5. Introducing price increases to help offset added costs
While sensitive, modest price increases passed on to customers can help recover some tariff-related losses — especially if communicated transparently and tied to quality or value improvements.
6. Reducing product volumes or ranges imported into the US
Streamlining SKUs or shipment frequency allows businesses to better control logistics costs and avoid overstocking in a high-tariff environment.
7. Reviewing and restructuring product costings for improved transparency and control
A detailed review of cost structures — including materials, labour, shipping and duties — can uncover inefficiencies and guide more strategic pricing or sourcing decisions.
8. Using bonded warehousing to defer or reduce duty payments
Storing goods in a bonded warehouse within the US allows businesses to delay payment of duties until the product is sold or leaves the warehouse —improving cash flow and flexibility.
9. Reassessing the need to import into the US, depending on market performance and business priorities
For lower-performing products or markets, it may be more strategic to pause or limit US imports and redirect resources toward more profitable regions.
These strategies highlight the importance of being flexible and informed when it comes to global operations.

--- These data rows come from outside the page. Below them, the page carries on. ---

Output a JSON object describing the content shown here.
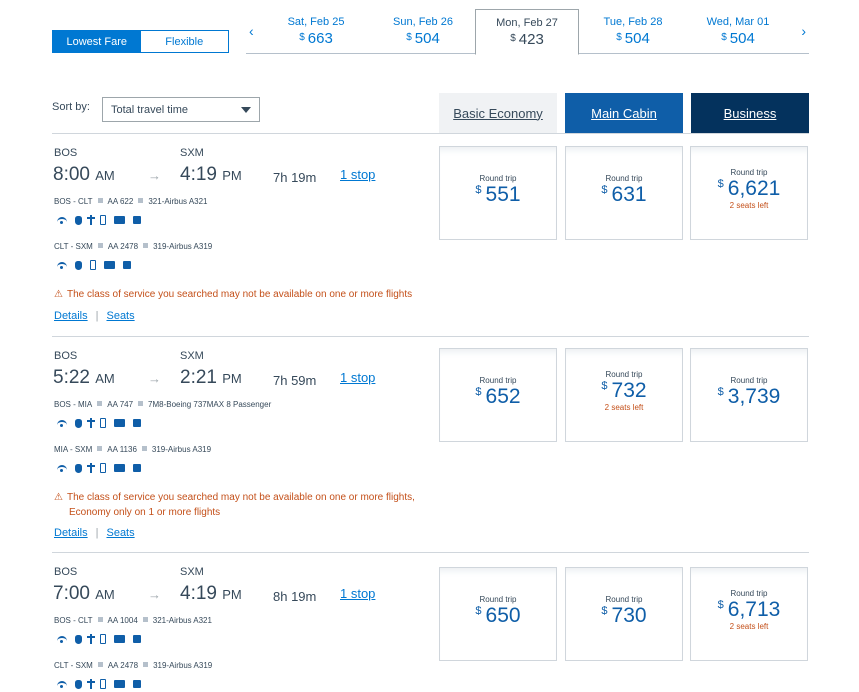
{
  "fare_toggle": {
    "lowest": "Lowest Fare",
    "flexible": "Flexible"
  },
  "dates": [
    {
      "day": "Sat, Feb 25",
      "currency": "$",
      "price": "663",
      "selected": false
    },
    {
      "day": "Sun, Feb 26",
      "currency": "$",
      "price": "504",
      "selected": false
    },
    {
      "day": "Mon, Feb 27",
      "currency": "$",
      "price": "423",
      "selected": true
    },
    {
      "day": "Tue, Feb 28",
      "currency": "$",
      "price": "504",
      "selected": false
    },
    {
      "day": "Wed, Mar 01",
      "currency": "$",
      "price": "504",
      "selected": false
    }
  ],
  "sort": {
    "label": "Sort by:",
    "value": "Total travel time"
  },
  "cabins": {
    "basic": "Basic Economy",
    "main": "Main Cabin",
    "business": "Business"
  },
  "flights": [
    {
      "origin": "BOS",
      "dest": "SXM",
      "dep_time": "8:00",
      "dep_ampm": "AM",
      "arr_time": "4:19",
      "arr_ampm": "PM",
      "duration": "7h 19m",
      "stops": "1 stop",
      "segments": [
        {
          "route": "BOS - CLT",
          "flight": "AA 622",
          "aircraft": "321-Airbus A321",
          "amenities": [
            "wifi",
            "plug",
            "usb",
            "phone",
            "tv",
            "music"
          ]
        },
        {
          "route": "CLT - SXM",
          "flight": "AA 2478",
          "aircraft": "319-Airbus A319",
          "amenities": [
            "wifi",
            "plug",
            "phone",
            "tv",
            "music"
          ]
        }
      ],
      "warning": [
        "The class of service you searched may not be available on one or more flights"
      ],
      "details": "Details",
      "seats": "Seats",
      "fares": [
        {
          "label": "Round trip",
          "currency": "$",
          "amount": "551",
          "seats": ""
        },
        {
          "label": "Round trip",
          "currency": "$",
          "amount": "631",
          "seats": ""
        },
        {
          "label": "Round trip",
          "currency": "$",
          "amount": "6,621",
          "seats": "2 seats left"
        }
      ]
    },
    {
      "origin": "BOS",
      "dest": "SXM",
      "dep_time": "5:22",
      "dep_ampm": "AM",
      "arr_time": "2:21",
      "arr_ampm": "PM",
      "duration": "7h 59m",
      "stops": "1 stop",
      "segments": [
        {
          "route": "BOS - MIA",
          "flight": "AA 747",
          "aircraft": "7M8-Boeing 737MAX 8 Passenger",
          "amenities": [
            "wifi",
            "plug",
            "usb",
            "phone",
            "tv",
            "music"
          ]
        },
        {
          "route": "MIA - SXM",
          "flight": "AA 1136",
          "aircraft": "319-Airbus A319",
          "amenities": [
            "wifi",
            "plug",
            "usb",
            "phone",
            "tv",
            "music"
          ]
        }
      ],
      "warning": [
        "The class of service you searched may not be available on one or more flights,",
        "Economy only on 1 or more flights"
      ],
      "details": "Details",
      "seats": "Seats",
      "fares": [
        {
          "label": "Round trip",
          "currency": "$",
          "amount": "652",
          "seats": ""
        },
        {
          "label": "Round trip",
          "currency": "$",
          "amount": "732",
          "seats": "2 seats left"
        },
        {
          "label": "Round trip",
          "currency": "$",
          "amount": "3,739",
          "seats": ""
        }
      ]
    },
    {
      "origin": "BOS",
      "dest": "SXM",
      "dep_time": "7:00",
      "dep_ampm": "AM",
      "arr_time": "4:19",
      "arr_ampm": "PM",
      "duration": "8h 19m",
      "stops": "1 stop",
      "segments": [
        {
          "route": "BOS - CLT",
          "flight": "AA 1004",
          "aircraft": "321-Airbus A321",
          "amenities": [
            "wifi",
            "plug",
            "usb",
            "phone",
            "tv",
            "music"
          ]
        },
        {
          "route": "CLT - SXM",
          "flight": "AA 2478",
          "aircraft": "319-Airbus A319",
          "amenities": [
            "wifi",
            "plug",
            "usb",
            "phone",
            "tv",
            "music"
          ]
        }
      ],
      "warning": [],
      "details": "",
      "seats": "",
      "fares": [
        {
          "label": "Round trip",
          "currency": "$",
          "amount": "650",
          "seats": ""
        },
        {
          "label": "Round trip",
          "currency": "$",
          "amount": "730",
          "seats": ""
        },
        {
          "label": "Round trip",
          "currency": "$",
          "amount": "6,713",
          "seats": "2 seats left"
        }
      ]
    }
  ]
}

Implications for UK-based businesses
For companies based in the UK and Ireland, the tariff changes may affect both imports from the US and exports to it, particularly if raw materials are sourced from or sold to the US. This can influence profit margins and pricing models, especially for small businesses.
To respond effectively, businesses must have complete visibility of their supply chain costs, which typically include:
Raw materials
Manufacturing
Warehousing
Domestic and international shipping
Import/export duties
Product returns
Understanding these cost components allows for data-driven decisions on where efficiencies can be found and where change is most beneficial.
The role of trade agreements
Another positive aspect to consider is the potential cost-saving benefits of trade agreements. Many countries have bilateral or multilateral agreements in place that either reduce or eliminate tariffs on specific goods, depending on the country of origin and destination.
These agreements operate using HS (Harmonized System) codes and understanding them can unlock savings and ensure compliance. Examples such as REX (Registered Exporter System) or RGR (Returned Goods Relief) can provide additional advantages, depending on your trade routes.
What’s next for freight and warehousing?
At this stage, it’s too early to predict the full impact on freight rates, but with potential reductions in shipping demand, there’s a possibility of lower transport costs later in the year. This will depend on shipping schedules, carrier capacity and changes in global demand.
For businesses not yet warehousing in the US, this could be an opportunity to explore. Establishing a local warehouse may help reduce lead times and improve service levels. However, factors such as tariff costs, inventory levels, product size and weight and parcel shipping rates must all be carefully considered. For example, parcel rates in the US can be higher due to limited carrier competition, particularly if you're shipping coast-to-coast from a single warehouse.
Looking ahead: Turning challenges into opportunities
While tariff increases naturally introduce cost pressures, they also encourage innovation and improvement in global supply chains. Businesses now have the chance to:
Diversify sourcing locations
Enhance supply chain resilience
Explore cost-competitive manufacturing alternatives
Support growth in emerging markets
Ultimately, staying informed and agile will position companies to make the most of these changes — not just to mitigate costs but to uncover new growth potential.
Next steps
Now is the ideal time to review your current supply chain, evaluate cost structures and explore new sourcing strategies. With the right approach, these changes can be a catalyst for long-term improvement and competitive advantage.